Location: Corn Insects and Crop Genetics ResearchTitle: RCN4GSC workshop report: managing data at the interface of biodiversity and (meta)genomics, March 2011) Author
Submitted to: Standards in Genomic Sciences
Publication Type: Peer reviewed journal
Publication Acceptance Date: 7/16/2012
Publication Date: 10/11/2012
Publication URL: http://standardsingenomics.org/index.php/sigen/article/view/sigs.3156511/778
Citation: Robbins, R.J., Amaral-Zettler, L., Bik, H., Blum, S., Edwards, J., Field, D., Garrity, G., Gilbert, J.A., Kottmann, R., Krishtalka, L., Lawrence, C.J. 2012. RCN4GSC workshop report: managing data at the interface of biodiversity and (meta)genomics, March 2011. Standards in Genomic Sciences. 7(1):159-165. Interpretive Summary: In order for the outcomes of research to be useful, outcomes must be documented and made accessible.
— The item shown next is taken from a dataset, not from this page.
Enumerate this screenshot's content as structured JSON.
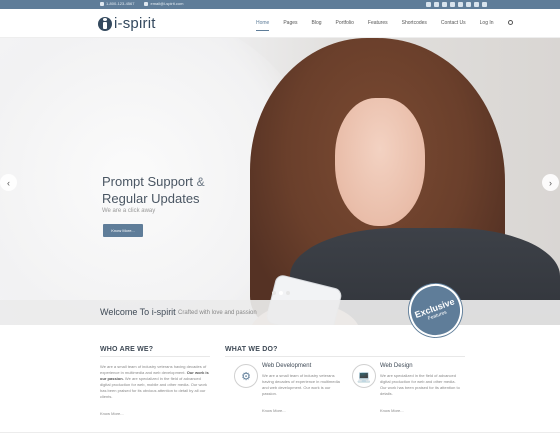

Data must be integrated and catalogued in a way that could be made accessible for automated data mining, and standards must be developed and pervasively adopted. Once in place, the use of such standards will enable researchers to access more data automatically using online databases that store the information that enables the development of applied solutions to real-world problems based upon stored biological data.
Technical Abstract: The Genomic Standards Consortium (GSC) is an international working body with the mission of working towards richer descriptions of genomic and metagenomic data through the development of standards and tools for supporting the consistent documentation of contextual information about sequences. Because work at this interface is expanding rapidly, efforts to facilitate appropriate data management must also occur rapidly. Therefore, this meeting was convened as a planning session, aimed at getting as much information "on the table" as possible. Specifically, the goal was to identify potential for positive interactions and progress, especially building on extant successes at establishing data standards by the GSC and by the biodiversity and ecological communities.